Так вот, разлилось какое-то сияние, как будто взошло ещё одно, но значительно более яркое солнце. Оглянулись, а сияние исходит от появившегося Василия  Алексеевича. Трудно, ей Богу, невозможно описать это явление.  Заметный рост, воистину  жаботинский размах его плеч,  уверенная  в  своей  стройной  красоте походка, широкая улыбка  приветливого лица – и всё это со вкусом упаковано в безупречно сидящий на этом атлете новый костюм.  Достоевский, Толстой, Тютчев, Некрасов…   Нет, не знаю никого, кто мог бы с достоинством, соответствующем форме и содержанию  Васька, описать то, что мы увидели. На нашего счастливчика посыпались искренние поздравления, плечи и спина его под дружескими похлопываниями, казалось, рождали гул многопудового колокола.
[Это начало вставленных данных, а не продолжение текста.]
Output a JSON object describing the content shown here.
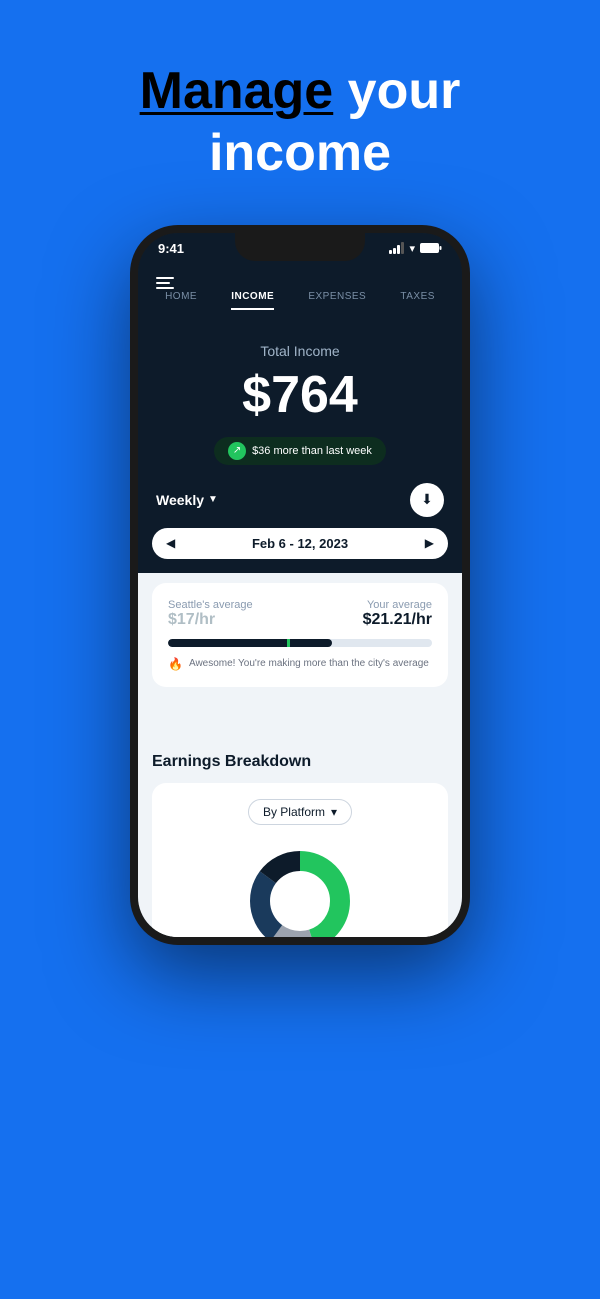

         Знаете, как иногда бывает, когда чудесный солнечный день внезапно омрачает сильный холодный ливень со шквальным ветром из неизвестно откуда взявшейся тучи?  Сразу гаснет, хмурится настроение, одолевает непонятная горькая обида и душу обволакивает зловещий мрак.  Вот так и случилось в то чудесное утро. Кто-то из руководящих  скомандовал «Пора!» Все стали подниматься в автобус. Счастливый, не подозревающий ни в чём подвоха   (а хорошие люди никогда и ни от чего не ждут огорчений, хотя судьба чаще всего именно их наказывает «ни за что»),  Василий Алексеевич  подошёл к автобусу, поднял ногу на ступеньку и все мы услышали звук, приведший нас в смущение. Замер и сам именинник, за секунду до этого излучавший радость. Сунул руку в брюки ниже спины и развеял наши сомнения: «Чёртов Ковган поставил гнилые нитки». У всех у нас с души свалился громадный камень:  всего – навсего,  распоролся шов. Распоролся «удачно»: от пояса у спины до гульфика.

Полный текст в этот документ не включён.